Additionally, LAMC Marketing Director Mary Beth Maassen unveiled five paintings that longtime Los Alamos resident and artist Keith Kelley donated to the hospital.
LAMC’s four star rating is based on patient satisfaction scores. Medicare bases the rating system on 11 aspects of patient experience, and measures topics such as how well nurses and doctors communicate with patients, how well patients’ pain is managed, and whether the hospital is clean and quiet.
LAMC was furthered honored with a High Five Award for operational excellence. The annual award, presented by LifePoint, recognizes hospitals that have performed most impressively in High Five Guiding Principles, which are: delivering compassionate, high quality patient care; supporting physicians; creating excellent workplaces for employees; strengthening the hospital’s role in the community; and ensuring fiscal responsibility.
LifePoint furthered honored Stratton as its Chief Nursing Officer of the Year. The award is given to an employee who exemplifies the company’s core values of honesty, integrity, trustworthiness, compassion and ethical and legal compliance as well as dedication to advancing quality patient care.
She was not the only staff member to be recognized at the event. Registered Nurse Jennifer DiMarimo received a nomination for the Mercy Award, the highest honor a LifePoint employee can receive. It’s named in memory of LifePoint Founder Scott Mercy and recognizes extraordinary employees who best embrace the humanitarian spirit on which LifePoint Hospitals were founded.
As LAMC celebrated its achievements, it also unveiled a few new art additions to the reception area. Kelley and photographer Patricia Slentz donated a few of their pieces to the hospital.
Kelley, who died in 2011, moved to Los Alamos in 1949 and at age 49 decided to be an artist, Maassen said. His paintings, which he created using a razor blade rather than a paintbrush, sold to collectors throughout the world. One of his works hangs in the Smithsonian.

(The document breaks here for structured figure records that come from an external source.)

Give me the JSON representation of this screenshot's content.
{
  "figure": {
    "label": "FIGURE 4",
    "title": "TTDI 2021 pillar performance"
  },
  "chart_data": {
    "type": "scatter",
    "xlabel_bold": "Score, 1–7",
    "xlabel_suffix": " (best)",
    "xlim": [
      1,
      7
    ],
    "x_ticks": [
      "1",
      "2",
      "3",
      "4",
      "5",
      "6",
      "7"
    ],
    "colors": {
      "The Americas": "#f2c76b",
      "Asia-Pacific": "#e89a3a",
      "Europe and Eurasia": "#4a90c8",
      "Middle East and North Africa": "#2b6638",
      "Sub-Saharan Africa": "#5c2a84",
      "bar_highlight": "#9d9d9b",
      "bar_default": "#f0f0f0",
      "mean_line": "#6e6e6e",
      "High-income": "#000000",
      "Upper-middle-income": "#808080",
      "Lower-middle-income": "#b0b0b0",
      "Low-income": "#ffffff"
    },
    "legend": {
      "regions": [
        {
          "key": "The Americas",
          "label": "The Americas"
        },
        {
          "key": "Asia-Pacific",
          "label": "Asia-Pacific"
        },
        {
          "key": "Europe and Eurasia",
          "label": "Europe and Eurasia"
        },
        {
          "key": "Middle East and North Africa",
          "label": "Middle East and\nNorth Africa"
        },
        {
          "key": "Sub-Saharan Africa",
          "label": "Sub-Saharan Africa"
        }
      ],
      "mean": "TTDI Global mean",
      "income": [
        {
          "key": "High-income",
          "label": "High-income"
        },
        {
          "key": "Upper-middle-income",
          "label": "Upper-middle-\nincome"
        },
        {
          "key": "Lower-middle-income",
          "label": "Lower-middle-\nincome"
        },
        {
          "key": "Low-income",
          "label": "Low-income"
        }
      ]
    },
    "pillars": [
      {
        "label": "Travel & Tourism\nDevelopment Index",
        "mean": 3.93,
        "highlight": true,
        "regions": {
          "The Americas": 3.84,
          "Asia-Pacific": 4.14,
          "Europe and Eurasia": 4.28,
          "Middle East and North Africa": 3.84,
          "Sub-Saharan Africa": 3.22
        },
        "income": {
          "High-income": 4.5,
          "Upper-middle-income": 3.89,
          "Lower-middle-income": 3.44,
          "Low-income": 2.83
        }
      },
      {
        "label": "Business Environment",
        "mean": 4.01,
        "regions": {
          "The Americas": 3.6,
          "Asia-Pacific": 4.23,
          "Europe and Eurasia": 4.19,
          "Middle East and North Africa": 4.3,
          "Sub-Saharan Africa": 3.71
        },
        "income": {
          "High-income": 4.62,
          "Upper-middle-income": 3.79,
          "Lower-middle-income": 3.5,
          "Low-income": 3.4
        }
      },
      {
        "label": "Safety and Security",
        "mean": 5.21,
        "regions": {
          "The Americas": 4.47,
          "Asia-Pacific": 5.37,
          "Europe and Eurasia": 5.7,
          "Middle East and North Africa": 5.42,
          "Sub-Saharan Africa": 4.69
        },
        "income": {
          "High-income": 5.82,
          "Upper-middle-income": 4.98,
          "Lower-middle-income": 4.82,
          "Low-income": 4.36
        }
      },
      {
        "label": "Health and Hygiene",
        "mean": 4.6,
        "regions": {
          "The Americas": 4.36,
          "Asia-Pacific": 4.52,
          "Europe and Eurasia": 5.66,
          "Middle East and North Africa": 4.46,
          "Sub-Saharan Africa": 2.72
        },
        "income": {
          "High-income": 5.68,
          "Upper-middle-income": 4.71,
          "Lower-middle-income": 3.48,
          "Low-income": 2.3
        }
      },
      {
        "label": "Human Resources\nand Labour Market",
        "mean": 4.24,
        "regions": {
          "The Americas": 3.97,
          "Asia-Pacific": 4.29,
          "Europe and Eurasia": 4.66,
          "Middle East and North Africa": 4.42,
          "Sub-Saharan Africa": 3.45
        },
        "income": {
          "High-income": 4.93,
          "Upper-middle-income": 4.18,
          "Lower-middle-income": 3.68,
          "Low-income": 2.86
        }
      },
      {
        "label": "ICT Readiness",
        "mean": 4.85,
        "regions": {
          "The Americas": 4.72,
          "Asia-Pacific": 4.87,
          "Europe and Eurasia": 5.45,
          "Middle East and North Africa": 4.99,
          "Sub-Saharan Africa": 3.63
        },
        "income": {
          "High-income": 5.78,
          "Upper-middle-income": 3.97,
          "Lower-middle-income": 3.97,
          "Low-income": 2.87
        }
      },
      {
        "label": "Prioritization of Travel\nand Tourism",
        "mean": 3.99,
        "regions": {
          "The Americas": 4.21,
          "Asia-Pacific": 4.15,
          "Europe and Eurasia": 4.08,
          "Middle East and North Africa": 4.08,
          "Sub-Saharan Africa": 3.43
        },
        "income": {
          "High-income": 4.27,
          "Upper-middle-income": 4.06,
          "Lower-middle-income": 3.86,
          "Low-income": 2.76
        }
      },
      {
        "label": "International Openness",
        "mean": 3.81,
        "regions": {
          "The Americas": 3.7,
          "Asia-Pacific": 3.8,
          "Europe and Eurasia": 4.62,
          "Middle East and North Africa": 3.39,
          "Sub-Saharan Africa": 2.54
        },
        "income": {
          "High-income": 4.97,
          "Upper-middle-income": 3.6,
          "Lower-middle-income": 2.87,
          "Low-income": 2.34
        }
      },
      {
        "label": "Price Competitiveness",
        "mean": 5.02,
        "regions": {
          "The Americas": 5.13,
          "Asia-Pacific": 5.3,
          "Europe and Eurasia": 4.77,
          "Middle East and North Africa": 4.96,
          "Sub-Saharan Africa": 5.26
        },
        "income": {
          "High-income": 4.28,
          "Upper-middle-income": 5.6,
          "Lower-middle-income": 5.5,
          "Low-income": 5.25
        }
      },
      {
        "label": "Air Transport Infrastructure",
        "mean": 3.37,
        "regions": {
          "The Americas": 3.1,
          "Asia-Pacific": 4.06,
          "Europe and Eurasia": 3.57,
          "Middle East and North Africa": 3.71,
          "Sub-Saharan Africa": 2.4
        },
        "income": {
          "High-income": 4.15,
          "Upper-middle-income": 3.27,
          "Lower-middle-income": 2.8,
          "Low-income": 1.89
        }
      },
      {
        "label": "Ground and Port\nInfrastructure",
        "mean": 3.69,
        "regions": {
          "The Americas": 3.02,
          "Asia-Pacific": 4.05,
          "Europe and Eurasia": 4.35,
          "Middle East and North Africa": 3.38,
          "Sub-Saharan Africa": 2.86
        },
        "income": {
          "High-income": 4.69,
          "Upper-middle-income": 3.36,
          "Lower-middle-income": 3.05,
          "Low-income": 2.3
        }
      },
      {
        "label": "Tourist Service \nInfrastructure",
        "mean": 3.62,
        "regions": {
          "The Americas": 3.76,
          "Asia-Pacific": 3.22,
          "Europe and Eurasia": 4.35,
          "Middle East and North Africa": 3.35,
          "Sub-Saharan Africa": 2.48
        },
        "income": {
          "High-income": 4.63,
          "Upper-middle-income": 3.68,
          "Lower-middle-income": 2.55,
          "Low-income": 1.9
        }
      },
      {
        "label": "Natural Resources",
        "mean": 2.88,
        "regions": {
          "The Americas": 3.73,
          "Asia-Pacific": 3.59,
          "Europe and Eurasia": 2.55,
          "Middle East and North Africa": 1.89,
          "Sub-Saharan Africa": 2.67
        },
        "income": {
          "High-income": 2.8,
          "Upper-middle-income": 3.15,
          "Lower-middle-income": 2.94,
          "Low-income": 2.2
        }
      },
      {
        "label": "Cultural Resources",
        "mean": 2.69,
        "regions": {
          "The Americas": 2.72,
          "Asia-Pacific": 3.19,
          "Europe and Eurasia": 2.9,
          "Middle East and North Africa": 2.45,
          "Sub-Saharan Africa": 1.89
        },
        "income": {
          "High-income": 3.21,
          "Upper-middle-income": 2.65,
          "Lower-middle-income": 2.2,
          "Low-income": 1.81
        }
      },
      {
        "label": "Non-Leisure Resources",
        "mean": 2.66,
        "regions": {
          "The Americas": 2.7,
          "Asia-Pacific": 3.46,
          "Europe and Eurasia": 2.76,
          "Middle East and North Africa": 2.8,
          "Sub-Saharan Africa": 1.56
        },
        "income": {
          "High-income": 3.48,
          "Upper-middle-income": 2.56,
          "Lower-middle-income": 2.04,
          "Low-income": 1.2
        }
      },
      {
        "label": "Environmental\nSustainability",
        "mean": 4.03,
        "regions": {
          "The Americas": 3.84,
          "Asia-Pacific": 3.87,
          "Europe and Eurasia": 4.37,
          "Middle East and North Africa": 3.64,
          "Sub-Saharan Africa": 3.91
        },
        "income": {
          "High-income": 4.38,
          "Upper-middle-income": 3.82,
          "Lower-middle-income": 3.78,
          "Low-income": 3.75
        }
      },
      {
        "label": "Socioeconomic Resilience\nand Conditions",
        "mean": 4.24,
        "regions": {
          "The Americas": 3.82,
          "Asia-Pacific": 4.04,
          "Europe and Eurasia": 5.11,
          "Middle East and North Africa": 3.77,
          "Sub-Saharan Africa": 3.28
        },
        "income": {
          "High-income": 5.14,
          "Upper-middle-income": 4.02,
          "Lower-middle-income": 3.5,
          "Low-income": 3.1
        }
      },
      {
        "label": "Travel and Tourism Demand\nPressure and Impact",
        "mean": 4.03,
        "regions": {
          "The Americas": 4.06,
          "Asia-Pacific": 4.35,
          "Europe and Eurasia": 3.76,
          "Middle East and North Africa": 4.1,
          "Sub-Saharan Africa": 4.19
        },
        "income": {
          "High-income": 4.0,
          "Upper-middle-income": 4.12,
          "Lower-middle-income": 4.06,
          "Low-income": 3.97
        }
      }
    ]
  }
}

Besides the tools Kelley used to create his artwork, another unique feature was the rabbits he hid in the paintings. It was explained that Kelley hid rabbits in his artwork to make viewing the paintings fun. If someone caught sight one of the hidden animals, Kelley would award them with a dollar.
Many members of Kelley’s family attended the award ceremony to help unveil his paintings.
“He would have loved it that people are still enjoying his art,” Kelley’s granddaughter Breanna Perera said.